U.S. existing home sales tick up unexpectedly in July
Yahoo! Finance
Sales of previously owned U.S. homes ticked unexpectedly higher in July, but the pace of sales remains sluggish amid affordability issues for buyers thanks to high house prices and interest rates on mortgages. Home sales rose 2.0 percent last month to a seasonally adjusted annual rate of 4.01 million units from 3.93 million in June, the National Association of REALTORS®.
Sales edged up 0.8 percent compared with July last year. The latest figure topped the 3.92 million pace economists were expecting, according to FactSet. Home prices rose on an annual basis for the 25th consecutive month, although the rate of growth continued to slow. The national median sales price inched up just 0.2 percent in July from a year earlier to $422,400. That was the smallest annual increase since June 2023. Even so, the median home sales price last month is the highest for any previous July, based on data going back to 1999.
Single-family home and multi-family construction rise unexpectedly
Reuters
Construction activity on new single-family homes got an unexpected boost in July, powered by a building surge in the South. Single-family housing starts rose 2.8 percent last month from June to a seasonally adjusted annual rate of 939,000, the U.S. Census Bureau and Department of Housing and Urban Development reported Tuesday. The July figure was up 7.8 percent from a year earlier.
The gain was fueled by the South, where single-family starts rose 13 percent on the month and 22 percent annually. Single-family starts fell on a monthly and annual basis in the Midwest, Northeast, and West. Overall residential construction was buoyed by a surge in new apartment projects. Groundbreaking for multi-family projects of five or more units rose 11.6 percent to an annualized rate of 470,000 units, the highest level since May 2023. New apartment construction, which had been in a protracted downtrend after peaking in 2022, has jumped more than 50 percent in the last two months.

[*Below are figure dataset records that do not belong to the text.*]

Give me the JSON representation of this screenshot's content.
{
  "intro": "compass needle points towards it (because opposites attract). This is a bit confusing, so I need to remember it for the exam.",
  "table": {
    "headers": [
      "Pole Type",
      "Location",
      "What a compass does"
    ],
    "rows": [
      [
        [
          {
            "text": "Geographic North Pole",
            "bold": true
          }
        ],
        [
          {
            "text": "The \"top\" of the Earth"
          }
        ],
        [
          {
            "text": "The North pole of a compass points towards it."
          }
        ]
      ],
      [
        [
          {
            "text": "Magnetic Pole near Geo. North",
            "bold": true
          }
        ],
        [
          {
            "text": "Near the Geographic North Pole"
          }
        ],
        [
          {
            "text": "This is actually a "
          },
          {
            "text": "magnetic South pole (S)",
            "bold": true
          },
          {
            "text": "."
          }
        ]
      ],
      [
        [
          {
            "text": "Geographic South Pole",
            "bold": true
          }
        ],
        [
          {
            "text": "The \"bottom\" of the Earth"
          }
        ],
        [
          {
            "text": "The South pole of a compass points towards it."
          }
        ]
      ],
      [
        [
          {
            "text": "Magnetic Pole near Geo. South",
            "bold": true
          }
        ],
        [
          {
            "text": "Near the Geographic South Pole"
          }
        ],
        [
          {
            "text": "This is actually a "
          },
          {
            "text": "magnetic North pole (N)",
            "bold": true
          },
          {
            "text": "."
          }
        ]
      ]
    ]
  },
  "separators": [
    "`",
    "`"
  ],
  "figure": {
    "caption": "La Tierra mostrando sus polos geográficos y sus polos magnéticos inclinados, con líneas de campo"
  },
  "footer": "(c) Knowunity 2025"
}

Rise in U.S. jobless claims adds to signs of labor market softness
Reuters
The number of Americans filing new applications for jobless benefits rose by the most in about three months last week and the number of people collecting unemployment relief in the prior week climbed to the highest level in nearly four years, signaling recent labor market softness continued into August. The data may add to the argument for the Federal Reserve to lower interest rates at its next meeting in about four weeks.
Initial claims for state unemployment benefits climbed 11,000 – the largest increase since late May – to a seasonally adjusted 235,000 for the week ended August 16, the Labor Department said on Thursday. Economists polled by Reuters had forecast 225,000 claims for the latest week. The data covered the survey week for the August nonfarm payrolls report from the Bureau of Labor Statistics, and while it does not yet suggest large-scale layoffs are afoot, it nonetheless points to another month of sub-par job growth.
California unemployment rises to 5.5%
San Francisco Chronicle
California’s unemployment rate rose to 5.5 percent in July, the highest among U.S. states, as tech and other office jobs showed more weakness and hiring remained sluggish, according to state data released Friday. The state added a net 15,000 jobs, pushing the unemployment rate up 0.1 percentage point from June to the highest rate since December. California’s rate was higher than the national unemployment rate of 4.2 percent in July.
The state unemployment rate is calculated by a survey of 4,400 households in California, which found an estimated 18,200 more people were searching for jobs in July compared with June, despite the overall increase in employed workers. Revised figures also showed a net loss of 9,500 jobs in June. California’s slowing job market mirrored the national economy, which saw 73,000 jobs added in July, lower than monthly job gains earlier this year, and downward revisions for May and June. Michael Bernick, former head of the state Employment Development Department, said people seeking tech jobs are grappling with the toughest market in years, especially for new graduates and entry-level workers.
Weekly mortgage demand stalls with miniscule rise in rates
CNBC
After a significant surge in refinance demand the previous week, brought on by a drop in mortgage rates, both refinance and homebuyer mortgage application volume stalled last week. Mortgage rates inched only very slightly higher, but it was enough to drop total mortgage application volume 1.4 percent from the previous week, according to the Mortgage Bankers Association’s seasonally adjusted index.
The average contract interest rate for 30-year fixed-rate mortgages with conforming loan balances (of $806,500 or less) increased to 6.68 percent from 6.67 percent, with points decreasing to 0.60 from 0.64, including the origination fee, for loans with a 20 percent down payment. Applications to refinance a home loan fell 3 percent for the week but were 23 percent higher than the same week one year ago. This, despite the fact that rates today are actually higher than they were at this time last year. The previous week, refinance demand had surged 23 percent higher just week to week. With so few borrowers able to benefit from a refinance at today’s higher rates, this figure has become increasingly volatile. Applications for a mortgage to purchase a home rose 0.1 percent for the week and were als0 23 percent higher than the same week one year ago.